Por suerte, mis abogados están detrás de mí como una turba organizada, encabezados por Bradshaw.
—La señora Valencia no dirá ni una palabra sin la presencia de sus abogados —advierte este.
—Y el señor St Jhon también tiene derecho a permanecer aquí, dado que está legalmente asesorando el caso —sentencia otro.
—Y cualquier irregularidad en el proceso será utilizada en contra de la policía.
Los detectives nos miran con una mezcla de frustración y resignación, pero no pueden hacer nada. Me siento junto a Liliana y le pongo una mano en el brazo. Ella no reacciona al principio, pero luego el interrogatorio comienza.
Loa detectives hacen una pregunta tras otra y Bradshaw le recuerda a Liliana cada cinco segundos que no tiene que responder.
Las frases del día son: “Mi clienta no está obligada a contestar”, o “No respondas a eso”.

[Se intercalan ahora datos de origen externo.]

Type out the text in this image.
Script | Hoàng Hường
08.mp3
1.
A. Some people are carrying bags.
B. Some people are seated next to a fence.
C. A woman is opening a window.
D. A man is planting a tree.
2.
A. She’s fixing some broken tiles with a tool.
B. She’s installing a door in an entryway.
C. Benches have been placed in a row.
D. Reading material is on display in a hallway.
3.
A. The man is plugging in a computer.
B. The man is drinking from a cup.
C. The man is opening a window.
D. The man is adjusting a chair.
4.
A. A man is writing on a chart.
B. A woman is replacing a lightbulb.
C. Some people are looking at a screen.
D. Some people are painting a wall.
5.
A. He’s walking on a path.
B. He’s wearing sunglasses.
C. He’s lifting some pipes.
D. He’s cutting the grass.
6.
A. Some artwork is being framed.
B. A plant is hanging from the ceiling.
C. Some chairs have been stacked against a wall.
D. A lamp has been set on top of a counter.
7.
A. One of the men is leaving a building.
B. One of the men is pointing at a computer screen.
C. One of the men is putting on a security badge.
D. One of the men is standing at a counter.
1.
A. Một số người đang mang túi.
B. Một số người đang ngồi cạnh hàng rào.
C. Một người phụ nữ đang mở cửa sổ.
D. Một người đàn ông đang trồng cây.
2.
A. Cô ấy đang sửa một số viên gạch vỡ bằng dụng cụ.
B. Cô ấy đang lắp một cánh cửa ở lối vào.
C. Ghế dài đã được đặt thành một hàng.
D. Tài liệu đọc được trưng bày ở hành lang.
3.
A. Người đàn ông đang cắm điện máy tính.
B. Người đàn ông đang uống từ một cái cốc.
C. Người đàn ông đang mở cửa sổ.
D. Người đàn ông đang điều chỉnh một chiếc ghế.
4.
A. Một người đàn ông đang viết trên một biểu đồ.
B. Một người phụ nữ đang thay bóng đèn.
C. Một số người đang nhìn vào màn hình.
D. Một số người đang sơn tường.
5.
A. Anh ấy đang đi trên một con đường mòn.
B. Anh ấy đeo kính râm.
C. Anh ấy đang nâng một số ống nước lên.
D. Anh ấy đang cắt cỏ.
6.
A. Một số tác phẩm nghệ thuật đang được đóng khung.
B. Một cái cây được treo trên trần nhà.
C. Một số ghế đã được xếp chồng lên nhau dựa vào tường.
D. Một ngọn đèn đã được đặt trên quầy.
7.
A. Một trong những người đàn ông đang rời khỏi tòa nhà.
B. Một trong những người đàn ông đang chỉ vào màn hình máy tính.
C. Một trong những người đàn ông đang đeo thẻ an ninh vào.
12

Finalmente cuatro horas después, siento que Liliana apoya la cabeza en mi hombro y cierra los ojos.
No le importa quién hable, ni lo que digan. Está en otra parte. Pero cuando uno de los detectives menciona a los trabajadores, eso la despierta.
—¿Están siendo bien tratados? —pregunta, con la voz firme pero cargada de preocupación y el detective la mira con desprecio.
—Empezaremos a deportarlos esta misma noche.
Liliana levanta la barbilla y lo fulmina con la mirada.
—No lo creo. Si los deportan, ¿cómo van a probar un caso en mi contra?
El tipo no tiene respuesta. Se pone de pie bruscamente y sale de la sala, frustrado. Yo lo sigo con la mirada y luego suelto una maldición.
—Esto es un maldito circo —digo en voz baja.
—Liliana…
—Eso es todo lo que quiero. Quédate.
La desesperación me consume. No sé cómo manejar esto. Me acerco más a ella, intentando encontrar algo en sus ojos que me dé esperanza.
—¿Por qué me haces esto? —murmuro, más para mí que para ella.
Liliana no responde y yo me inclino hacia adelante y la beso, sin pensar. Es un beso desesperado, lleno de todo lo que no sé cómo decirle, pero para mi sorpresa, no se resiste.
No sé cuánto tiempo pasa, pero cuando nos separamos, siento que algo ha cambiado. No sé qué, pero lo siento.
—Me voy a quedar… —susurro abrazándola—. Pero te voy a sacar de aquí aunque tenga que cargar con la culpa de toda esta mierd@ ¿entiendes?
Y no sé si eso es lo que quiere, pero no me importa.
Las siguientes veinticuatro horas son un infierno.
Los detectives van y vienen, intentando presionarla, pero Bradshaw no les da un segundo de tregua. Yo paso el tiempo junto a Liliana, viendo cómo se desarrolla este espectáculo absurdo. Cada vez que alguien entra en la sala, siento que mi paciencia se agota un poco más.
Liliana permanece en silencio casi todo el tiempo. Solo habla para preguntar por sus trabajadores, o para pedirme que pregunte por los niños.
“Dime que ella está bien” es lo único que pregunta Arthur cuando me responde al teléfono.
—Dime que los bebés están bien —respondo a mi vez, porque eso es lo único que Liliana quiere saber.